GOVERNING LAW AND JURISDICTION

    1. The contract and the Contract Documents shall be governed by and construed in accordance with the laws of England.
    2. Subject to Condition 11:
      1. the courts of England are to have jurisdiction to settle any dispute arising out of or in connection with the contract and the Contract Documents; and
      2. any proceeding, suit or action arising out of or in connection with the contract and the Contract Documents (‘Proceedings’) may be brought in the English courts. 
    3. This jurisdiction agreement is for the benefit of the Seller. The Seller is therefore, subject to Condition 11, to retain the right to bring Proceedings in any court which has jurisdiction other than by virtue of this jurisdiction agreement. The Buyer has, subject to Condition 11, the right to bring Proceedings only in the courts of England and not in any other courts.
    4. The Buyer on entering into this contract irrevocably submits to the jurisdiction of the English courts and of any other court in which Proceedings may be brought in accordance with this Condition.

DATA PROTECTION

  1. The Buyer hereby consents to the Seller using any information provided by the Buyer for any purposes connected with the supply of goods under the contract, including, without limitation, the carrying out of a credit check on the Buyer, arranging credit insurance, processing payment by the Buyer, enforcing the Buyer's obligations under the contract and carrying out its own obligations under the contract.
  2. Except insofar as permitted by Condition 28, the Seller will treat as confidential all information supplied by the Buyer except information which is already known to the Seller when supplied by the Buyer, information which is or becomes public knowledge and information which is acquired by the Seller in good faith from a third party.

DEFINITIONS

  1. In these Conditions, unless the context requires otherwise:

‘associated company’ means, in relation to the Seller, a company:

  1. which holds or controls, directly or indirectly through another person, entity or otherwise, more than half of the votes in the Seller’s governing council; or
  2. in which any such company or the Seller holds or controls, directly or indirectly through another person, entity or otherwise, more than half of the shares,

and ‘associated companies’ means all of them.

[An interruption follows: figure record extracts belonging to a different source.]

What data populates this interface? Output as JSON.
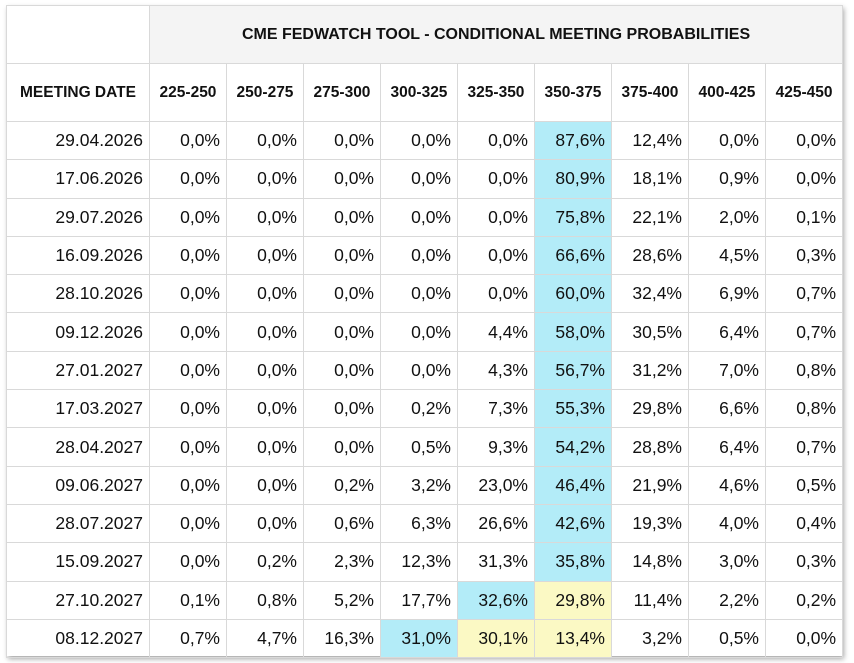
{
  "chart_data": {
    "type": "table",
    "title": "CME FEDWATCH TOOL - CONDITIONAL MEETING PROBABILITIES",
    "row_header_label": "MEETING DATE",
    "columns": [
      "225-250",
      "250-275",
      "275-300",
      "300-325",
      "325-350",
      "350-375",
      "375-400",
      "400-425",
      "425-450"
    ],
    "rows": [
      {
        "date": "29.04.2026",
        "values": [
          "0,0%",
          "0,0%",
          "0,0%",
          "0,0%",
          "0,0%",
          "87,6%",
          "12,4%",
          "0,0%",
          "0,0%"
        ],
        "highlight": {
          "5": "blue"
        }
      },
      {
        "date": "17.06.2026",
        "values": [
          "0,0%",
          "0,0%",
          "0,0%",
          "0,0%",
          "0,0%",
          "80,9%",
          "18,1%",
          "0,9%",
          "0,0%"
        ],
        "highlight": {
          "5": "blue"
        }
      },
      {
        "date": "29.07.2026",
        "values": [
          "0,0%",
          "0,0%",
          "0,0%",
          "0,0%",
          "0,0%",
          "75,8%",
          "22,1%",
          "2,0%",
          "0,1%"
        ],
        "highlight": {
          "5": "blue"
        }
      },
      {
        "date": "16.09.2026",
        "values": [
          "0,0%",
          "0,0%",
          "0,0%",
          "0,0%",
          "0,0%",
          "66,6%",
          "28,6%",
          "4,5%",
          "0,3%"
        ],
        "highlight": {
          "5": "blue"
        }
      },
      {
        "date": "28.10.2026",
        "values": [
          "0,0%",
          "0,0%",
          "0,0%",
          "0,0%",
          "0,0%",
          "60,0%",
          "32,4%",
          "6,9%",
          "0,7%"
        ],
        "highlight": {
          "5": "blue"
        }
      },
      {
        "date": "09.12.2026",
        "values": [
          "0,0%",
          "0,0%",
          "0,0%",
          "0,0%",
          "4,4%",
          "58,0%",
          "30,5%",
          "6,4%",
          "0,7%"
        ],
        "highlight": {
          "5": "blue"
        }
      },
      {
        "date": "27.01.2027",
        "values": [
          "0,0%",
          "0,0%",
          "0,0%",
          "0,0%",
          "4,3%",
          "56,7%",
          "31,2%",
          "7,0%",
          "0,8%"
        ],
        "highlight": {
          "5": "blue"
        }
      },
      {
        "date": "17.03.2027",
        "values": [
          "0,0%",
          "0,0%",
          "0,0%",
          "0,2%",
          "7,3%",
          "55,3%",
          "29,8%",
          "6,6%",
          "0,8%"
        ],
        "highlight": {
          "5": "blue"
        }
      },
      {
        "date": "28.04.2027",
        "values": [
          "0,0%",
          "0,0%",
          "0,0%",
          "0,5%",
          "9,3%",
          "54,2%",
          "28,8%",
          "6,4%",
          "0,7%"
        ],
        "highlight": {
          "5": "blue"
        }
      },
      {
        "date": "09.06.2027",
        "values": [
          "0,0%",
          "0,0%",
          "0,2%",
          "3,2%",
          "23,0%",
          "46,4%",
          "21,9%",
          "4,6%",
          "0,5%"
        ],
        "highlight": {
          "5": "blue"
        }
      },
      {
        "date": "28.07.2027",
        "values": [
          "0,0%",
          "0,0%",
          "0,6%",
          "6,3%",
          "26,6%",
          "42,6%",
          "19,3%",
          "4,0%",
          "0,4%"
        ],
        "highlight": {
          "5": "blue"
        }
      },
      {
        "date": "15.09.2027",
        "values": [
          "0,0%",
          "0,2%",
          "2,3%",
          "12,3%",
          "31,3%",
          "35,8%",
          "14,8%",
          "3,0%",
          "0,3%"
        ],
        "highlight": {
          "5": "blue"
        }
      },
      {
        "date": "27.10.2027",
        "values": [
          "0,1%",
          "0,8%",
          "5,2%",
          "17,7%",
          "32,6%",
          "29,8%",
          "11,4%",
          "2,2%",
          "0,2%"
        ],
        "highlight": {
          "4": "blue",
          "5": "yellow"
        }
      },
      {
        "date": "08.12.2027",
        "values": [
          "0,7%",
          "4,7%",
          "16,3%",
          "31,0%",
          "30,1%",
          "13,4%",
          "3,2%",
          "0,5%",
          "0,0%"
        ],
        "highlight": {
          "3": "blue",
          "4": "yellow",
          "5": "yellow"
        }
      }
    ]
  },
  "colors": {
    "highlight_blue": "#b3ecf8",
    "highlight_yellow": "#fbf9c4",
    "title_background": "#f4f4f4",
    "grid_line": "#d9d9d9"
  }
}
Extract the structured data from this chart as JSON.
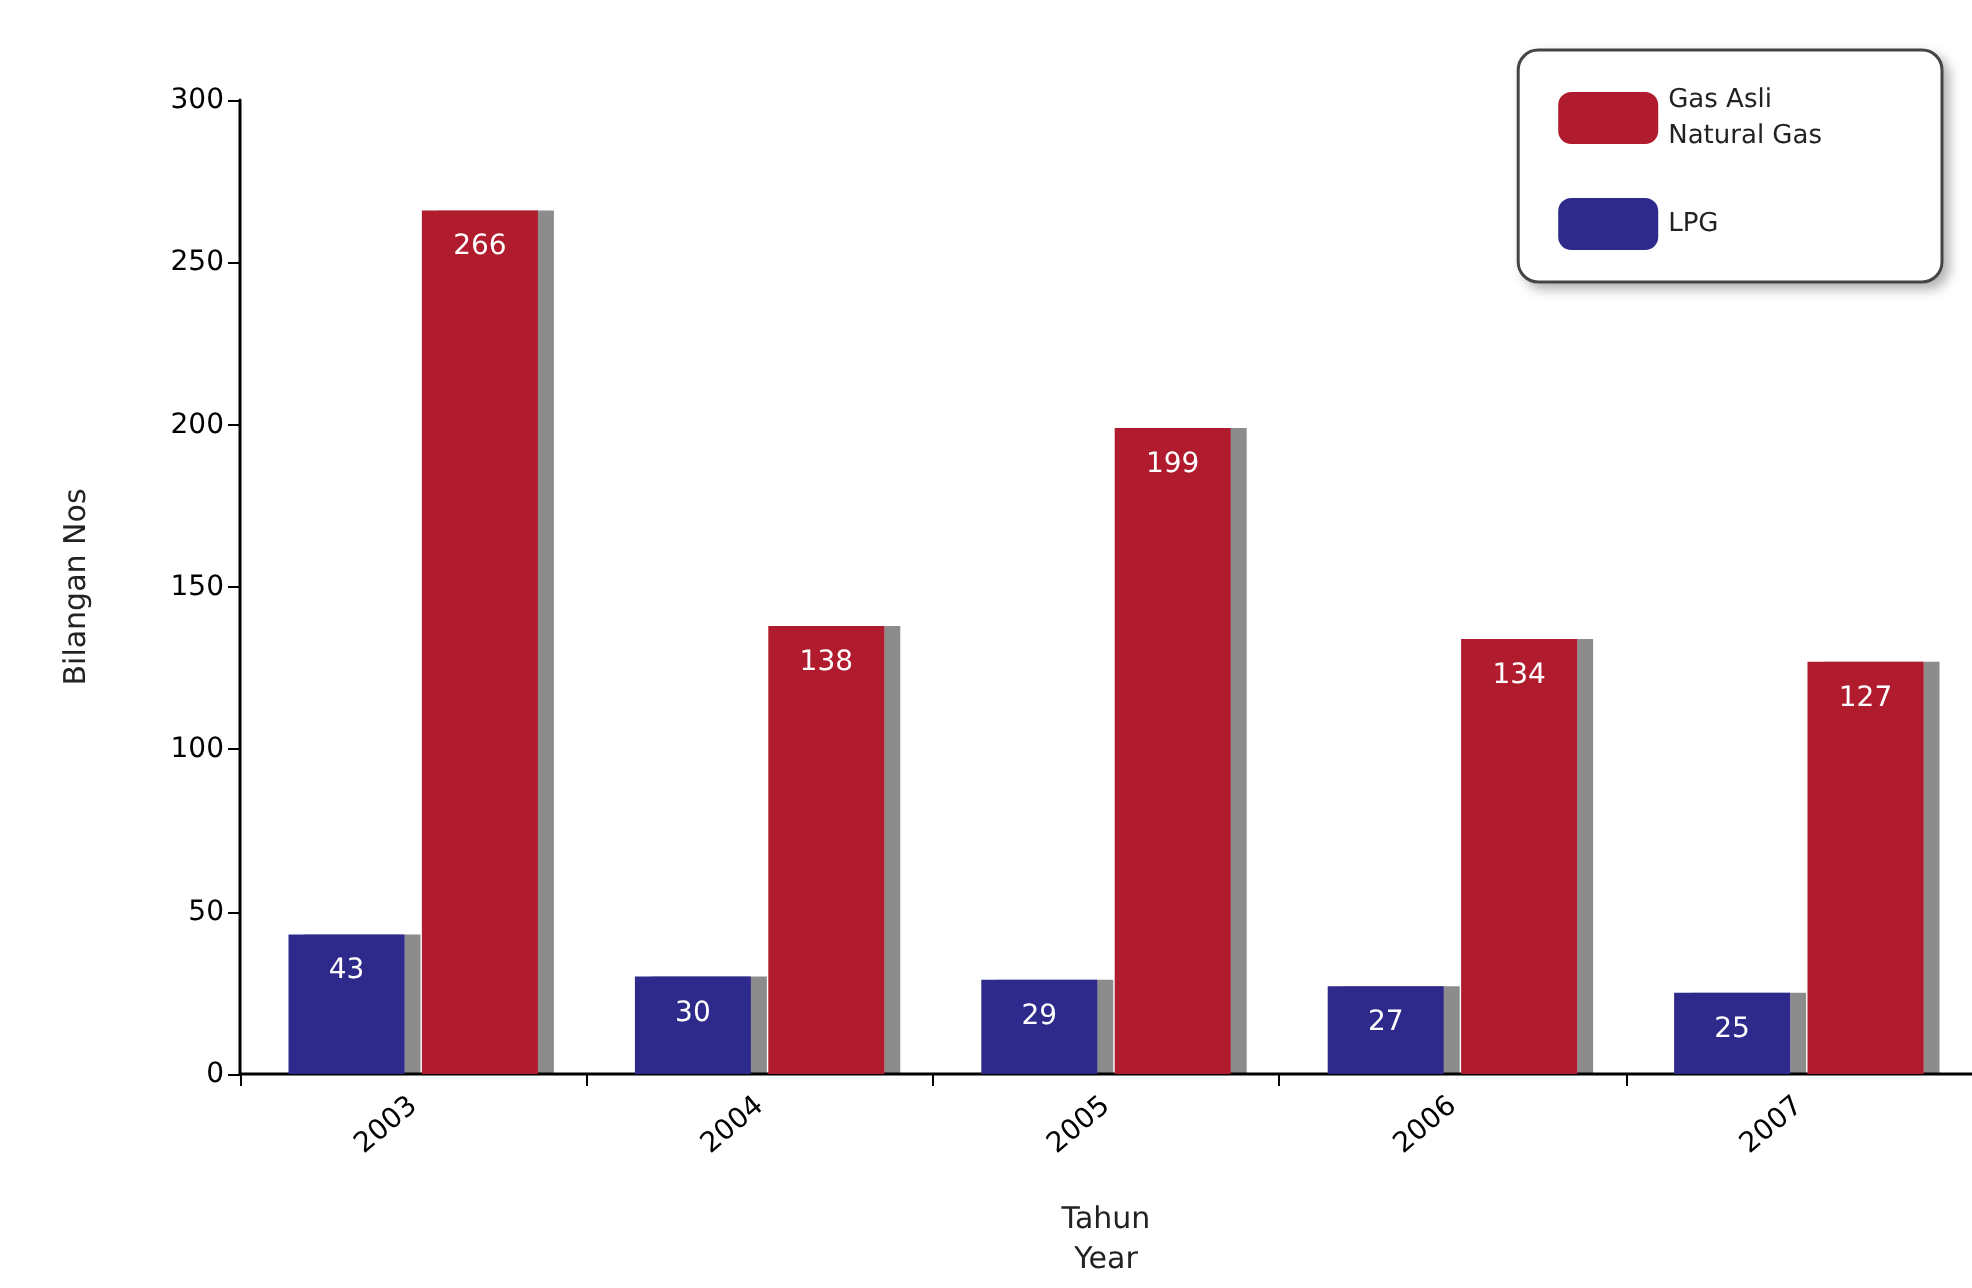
{
  "chart_data": {
    "type": "bar",
    "xlabel": "Tahun\nYear",
    "ylabel": "Bilangan Nos",
    "categories": [
      "2003",
      "2004",
      "2005",
      "2006",
      "2007"
    ],
    "series": [
      {
        "name": "LPG",
        "color": "#2e2a8c",
        "values": [
          43,
          30,
          29,
          27,
          25
        ]
      },
      {
        "name": "Gas Asli\nNatural Gas",
        "color": "#b01c2e",
        "values": [
          266,
          138,
          199,
          134,
          127
        ]
      }
    ],
    "ylim": [
      0,
      300
    ],
    "yticks": [
      0,
      50,
      100,
      150,
      200,
      250,
      300
    ],
    "grid": false,
    "legend": "top right",
    "data_labels": true
  }
}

‘Contract Documents’ means, in relation to each contract for the sale of goods by the Seller to the Buyer:

  1. the Conditions
  2. any order acknowledgement, advice, dispatch note or other delivery documentation or invoice given by the Seller to the Buyer in respect of the contract; and
  3. any other document expressly accepted by the Seller as forming part of the contract,

and ‘Contract Document’ shall mean any one of them.

‘goods’ means, in relation to each contract, the goods referred to in the Contract Documents as being sold by the Seller to the Buyer and all obligations of the Seller (and its associated companies) in connection with the sale of these goods, including but not limited to design, manufacture, insurance, delivery, testing and installation and all references to ‘delivery of the goods’ shall be construed, where the context permits, to include a reference to performance of all such obligations.